A.M. A swing to the east and Macomb County and Sterling Heights where Plum Brook has been a fixture in the Beaupre family, back to its inception in 1927. While it's shortish at 6,200 yards, the accent is on good condition and if you can survive your encounters with the Clinton River and an abundance of bunkers, you'll emerge smiling.
P.M. Just a hoop and holler northward to Shelby Township is Cherry Creek GC, where a spectacular clubhouse is surrounded by Lanny Wadkins' first design effort. The layout is good with a nice mix of holes, punctuated by wetland areas.

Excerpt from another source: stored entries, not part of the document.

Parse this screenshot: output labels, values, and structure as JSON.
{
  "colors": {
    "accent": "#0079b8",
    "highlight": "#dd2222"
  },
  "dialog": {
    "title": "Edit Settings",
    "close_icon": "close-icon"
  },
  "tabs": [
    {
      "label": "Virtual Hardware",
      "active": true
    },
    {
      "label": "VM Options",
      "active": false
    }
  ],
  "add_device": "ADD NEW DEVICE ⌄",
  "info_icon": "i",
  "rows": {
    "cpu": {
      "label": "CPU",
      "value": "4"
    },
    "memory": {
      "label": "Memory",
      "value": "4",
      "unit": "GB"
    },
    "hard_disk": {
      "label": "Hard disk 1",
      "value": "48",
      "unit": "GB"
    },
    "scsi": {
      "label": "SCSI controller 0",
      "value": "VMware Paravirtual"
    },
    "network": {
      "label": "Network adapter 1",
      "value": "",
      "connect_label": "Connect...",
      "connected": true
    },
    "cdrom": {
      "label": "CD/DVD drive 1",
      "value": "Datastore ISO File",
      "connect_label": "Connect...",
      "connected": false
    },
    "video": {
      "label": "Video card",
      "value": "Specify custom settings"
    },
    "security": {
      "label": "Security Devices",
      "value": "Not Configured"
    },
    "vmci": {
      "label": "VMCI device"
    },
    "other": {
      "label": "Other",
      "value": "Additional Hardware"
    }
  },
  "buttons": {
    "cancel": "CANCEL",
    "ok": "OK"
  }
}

Warning! play is heavy and often quite slow.
A.M. Heading toward Lake Orion off M-24, we encounter Bald Mountain GC, an old standby in the area and a good test of golf that has stood the test of time by being a Wilfrid Reid design (he also did Indianwood in the same vicinity) and the nurturing wisdom of the Prieskorn family. At 6,800 yards, you'll need almost all of your shots.
P.M. Just a couple of miles away and only a couple of years old is the Fieldstone GC, former site of Arrowhead GC, but taken over by the city of Auburn Hills, which was like switching Piston basketball from the Silverdome to the Palace - an improvement. The revised course is the work of Arthur Hills, and few, if any, do it better.
A.M. Back to west side Detroit, where we offer about as old a course as we can find, Warren Valley GC, a 36-hole facility dating to 1922 when Donald Ross did his handiwork. Conditions have improved under Wayne County direction, but it won't keep you from battling the winding Rouge River along the way. Both courses measure only 5,800 yards, but play the West if you can.
P.M. Once again, double back north and find 10-Mile Road to locate Tanglewood GC, a 27-hole layout designed by Bill Newcomb, which has matured to match the outstanding clubhouse and appear much older than one which wasn't completed until four years ago. Fairways and greens alike are in superb shape, but the North is easy and short so try to combine the West and South for a testy 6,500 yards.
A.M. It's a weekend and your play will be slow so start early and keep the whole day open. Just a couple of miles from downtown is Pontiac CC, where the late Frank Syron withstood offers to subdivide his valuable land and 60 years later his family, led by son Lloyd, a former Michigan Amateur champion, have continued to run a first-rate, well-maintained sharp operation. It's only 6,300 yards, but its par-72 is no cupcake.
P.M. Slip eastward into the Rochester suburban area and find The Orchards, a Robert Trent Jones Jr. design which is included among the state's best. It's upscale golf, but it gets better the farther you play - from the wetland-demanded target golf on the front into wide open meadows, apple orchards and pleasant views on the back.
A.M. If you're not worn out by now, you will be by day's end as you saddle up for Dunham Hills GC, a 30-year-old track off M-59 at Hartland that measure 6,800 yards and will test every part of your game. Fairways are wide and accessible, but when you find them, you better be able to handle downhills, sidehill and uphill lies because you rarely find a flat one. Good, tough course.
P.M. Good place to finish, by moving a short distance westward to Milford and the Camp Dearborn development of Mystic Creek GC. The 27 holes, Lakes, Meadows and Hills, closely describe what to expect. The course is host to a Futures tournament of LPGA wanna-bes. Best of all, the beautiful clubhouse and lounge will be most welcome as this rugged week comes to a close.